As the debate over gay marriage has raged in the years since, I’ve come to treasure my wedding less as a political act and victory for equal rights—although it most certainly was that. Rather, my wedding was an important rite of passage, one that all human beings should have the freedom to experience.

I was reminded of that fact last month when I went through another rite of passage: the funeral of my 96-year-old mother. I came back to California in November when she fell and broke her hip, and as fate would have it, she wound up at a nursing-rehab facility located right across the street from where Jeff and I were wed. On the evening before my mother died, my father and I wheeled her outside to watch one of those gorgeous California sunsets that happen only in the winter when the air is crisp and clear and you feel as if you can see all the way into the future. Mom was barely coherent, but my father and I did our best to reminisce about the happier times we’d shared as a family. We reminded Mom how she had danced the night away across the street on my wedding night, doing a little jitterbug to the great amusement of my friends. I lied and told her she would be dancing the jitterbug with me again soon.
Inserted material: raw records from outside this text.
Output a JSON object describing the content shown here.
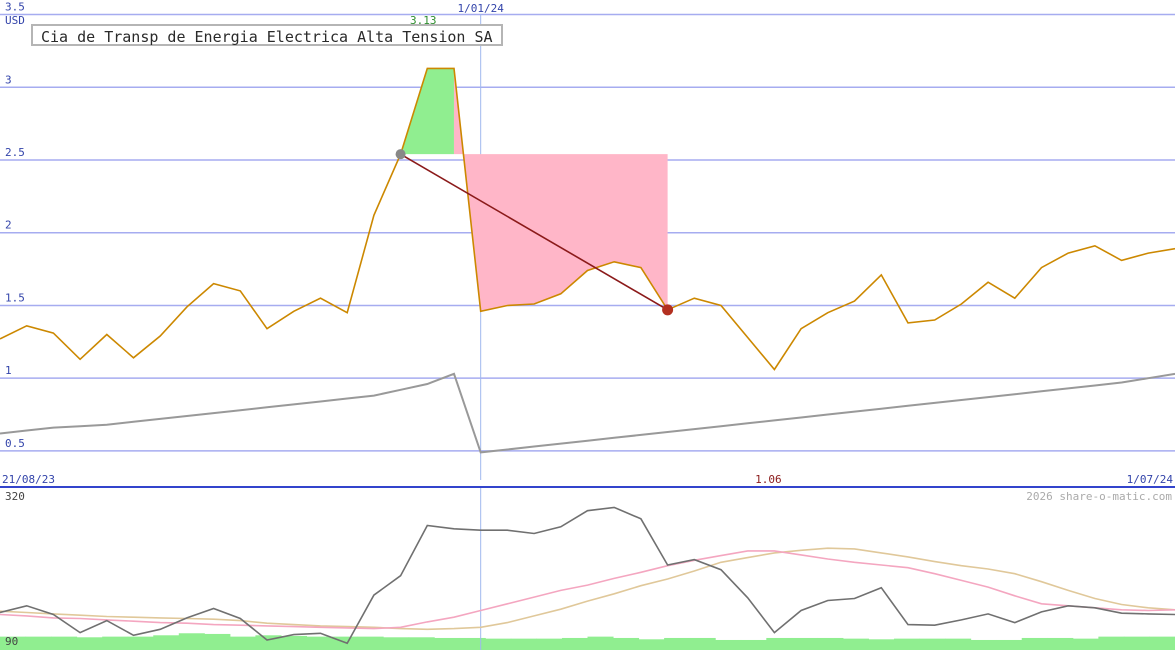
{
  "chart_data": [
    {
      "type": "line",
      "title": "Cia de Transp de Energia Electrica Alta Tension SA",
      "ylabel": "USD",
      "ylim": [
        0.3,
        3.6
      ],
      "yticks": [
        0.5,
        1,
        1.5,
        2,
        2.5,
        3,
        3.5
      ],
      "ytick_labels": [
        "0.5",
        "1",
        "1.5",
        "2",
        "2.5",
        "3",
        "3.5"
      ],
      "grid": true,
      "x_start_label": "21/08/23",
      "x_end_label": "1/07/24",
      "x_marker_label": "1/01/24",
      "x_marker_index": 18,
      "annotations": {
        "high": {
          "label": "3.13",
          "index": 16,
          "value": 3.13,
          "color": "#2f8f2f"
        },
        "low": {
          "label": "1.06",
          "index": 29,
          "value": 1.06,
          "color": "#8b1a1a"
        }
      },
      "trade": {
        "entry": {
          "index": 15,
          "value": 2.54
        },
        "exit": {
          "index": 25,
          "value": 1.47
        }
      },
      "colors": {
        "price": "#cc8800",
        "trend": "#999999",
        "gain": "#90ee90",
        "loss": "#ffb6c8",
        "trade_line": "#8b1a1a",
        "grid": "#a6acf0",
        "marker": "#a0b8ee"
      },
      "series": [
        {
          "role": "price",
          "values": [
            1.27,
            1.36,
            1.31,
            1.13,
            1.3,
            1.14,
            1.29,
            1.49,
            1.65,
            1.6,
            1.34,
            1.46,
            1.55,
            1.45,
            2.12,
            2.54,
            3.13,
            3.13,
            1.46,
            1.5,
            1.51,
            1.58,
            1.74,
            1.8,
            1.76,
            1.47,
            1.55,
            1.5,
            1.28,
            1.06,
            1.34,
            1.45,
            1.53,
            1.71,
            1.38,
            1.4,
            1.51,
            1.66,
            1.55,
            1.76,
            1.86,
            1.91,
            1.81,
            1.86,
            1.89
          ]
        },
        {
          "role": "trend",
          "values": [
            0.62,
            0.64,
            0.66,
            0.67,
            0.68,
            0.7,
            0.72,
            0.74,
            0.76,
            0.78,
            0.8,
            0.82,
            0.84,
            0.86,
            0.88,
            0.92,
            0.96,
            1.03,
            0.49,
            0.51,
            0.53,
            0.55,
            0.57,
            0.59,
            0.61,
            0.63,
            0.65,
            0.67,
            0.69,
            0.71,
            0.73,
            0.75,
            0.77,
            0.79,
            0.81,
            0.83,
            0.85,
            0.87,
            0.89,
            0.91,
            0.93,
            0.95,
            0.97,
            1.0,
            1.03
          ]
        }
      ]
    },
    {
      "type": "line",
      "watermark": "2026 share-o-matic.com",
      "ylim": [
        90,
        320
      ],
      "yticks": [
        90,
        320
      ],
      "ytick_labels": [
        "90",
        "320"
      ],
      "colors": {
        "volume": "#90ee90",
        "line": "#707070",
        "pink": "#f4a6c0",
        "tan": "#e0c89a"
      },
      "volume": [
        104,
        104,
        104,
        103,
        104,
        104,
        106,
        109,
        108,
        104,
        106,
        105,
        104,
        104,
        104,
        103,
        103,
        102,
        102,
        101,
        101,
        101,
        102,
        104,
        102,
        100,
        102,
        102,
        99,
        99,
        102,
        102,
        102,
        101,
        100,
        101,
        101,
        101,
        99,
        99,
        102,
        102,
        101,
        104,
        104,
        104
      ],
      "series": [
        {
          "role": "dark",
          "values": [
            140,
            150,
            137,
            110,
            128,
            106,
            115,
            132,
            146,
            131,
            99,
            107,
            109,
            94,
            166,
            195,
            270,
            265,
            263,
            263,
            258,
            268,
            292,
            297,
            280,
            211,
            219,
            204,
            162,
            110,
            143,
            158,
            161,
            177,
            122,
            121,
            129,
            138,
            125,
            141,
            150,
            147,
            139,
            138,
            137
          ]
        },
        {
          "role": "pink",
          "values": [
            137,
            135,
            132,
            131,
            129,
            127,
            125,
            124,
            122,
            121,
            120,
            119,
            118,
            117,
            116,
            118,
            126,
            133,
            143,
            153,
            163,
            173,
            181,
            191,
            200,
            210,
            218,
            225,
            232,
            232,
            226,
            220,
            215,
            211,
            207,
            198,
            188,
            178,
            165,
            153,
            150,
            147,
            144,
            143,
            144
          ]
        },
        {
          "role": "tan",
          "values": [
            142,
            140,
            138,
            136,
            134,
            133,
            132,
            131,
            130,
            128,
            124,
            122,
            120,
            119,
            118,
            116,
            115,
            116,
            118,
            125,
            135,
            145,
            157,
            168,
            180,
            190,
            202,
            215,
            222,
            229,
            233,
            236,
            235,
            229,
            223,
            216,
            210,
            205,
            198,
            186,
            173,
            161,
            152,
            147,
            144
          ]
        }
      ]
    }
  ]
}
It’s been 30 days since my mother’s funeral, and in the Jewish religion that calls for a trip to the cemetery; it sits on a hill overlooking the L.A. Equestrian Center and banquet halls, where Jeff and I were married. And so I’ll be visiting my mom this afternoon to pay my respects and tell her that I’m taking good care of my dad, with whom she shared 51 years of marriage, and to tell her the news about today’s gay-marriage victory. Somewhere in that expanse of California sky, I know Edith Jefferson will be doing the jitterbug.